La mort du moine
de Alon Hilu

critiqué par Spiderman, le 29 juillet 2008
( - 61 ans)


La note:  étoiles
Discriminations fatales
Un fait historique majeur revisité sous un angle gay est le thème central de ce roman historique couronné en Israël par le prix du Président 2006
L'affaire de Damas est, avec l'affaire Dreyfus, l'un des événements centraux de l'histoire juive du XIXe siècle. Elle demeure un élément de référence actuel vivant dans la mémoire des habitants du Proche Orient du XXIe siècle : feuilleton égyptien récent, publications «scientifiques » syriennes, allusions internationales lorsqu'un enfant palestinien est tué par des balles israéliennes sous les caméras de France 2 le 30 septembre 2000 (affaire Al Doura) sont trois exemples d'exploitation antisémite de ce « fait divers » tragique.
En 1840 à Damas, un moine catholique disparaît sans laisser de traces, à la veille de la Pâque juive.
Les soupçons se portent « automatiquement » sur les Juifs de la ville et un déchaînement de passions religieuses, économiques, politiques va se déclencher sur une ville majeure de l'empire ottoman en déclin.
Alon Hilu apporte une nouvelle vision de ces faits, toujours inexpliqués, même si sur la tombe du père Tommaso, on peut toujours lire qu'il a été « assassiné par les juifs ».
On suit avec un intérêt soutenu une véritable intrigue psychologique, politique et policière avec de rares moments de tendresse et de partage sensuel pour un garçon qui vit comme un handicap insurmontable son attirance pour les hommes.
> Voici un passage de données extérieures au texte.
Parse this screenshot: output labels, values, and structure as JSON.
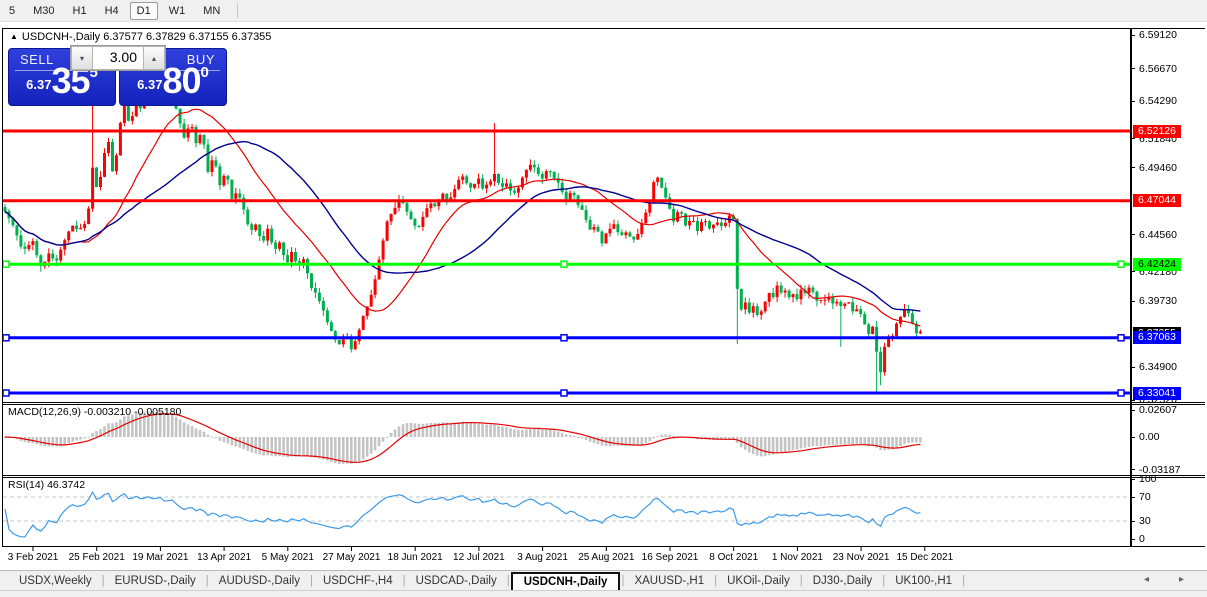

Dans sa traduction, Emmanuel Moses utilise une langue un peu chantournée, mais fluide et agréable. Le narrateur est Aslan Farhi, qui passant de la première à le troisième personne, se présente comme coupable de ce meurtre. Au coeur de sa confession, une mésestime complète de lui-même, dans un contexte de rivalités séculaires entre les adeptes des trois monothéismes réunis dans une « cocotte
minute » où l'homophobie ambiante est l'étincelle qui va déclencher un déluge antisémite qui atteindra, via leurs délégations consulaires, la France et la Grande-Bretagne et touchera toute la diaspora juive au moment où le sionisme est en train de prendre une forme politique de plus en plus concrète.
C'est un vrai voyage dans le temps et dans l'histoire des mentalités qui est offert au lecteur, une réflexion profonde sur les discriminations croisées, la réalité ou la fiction d'une solidarité entre homosexuels, au-delà des appartenances ethniques et religieuses et la permanence des haines racistes, antisémites ou homophobes.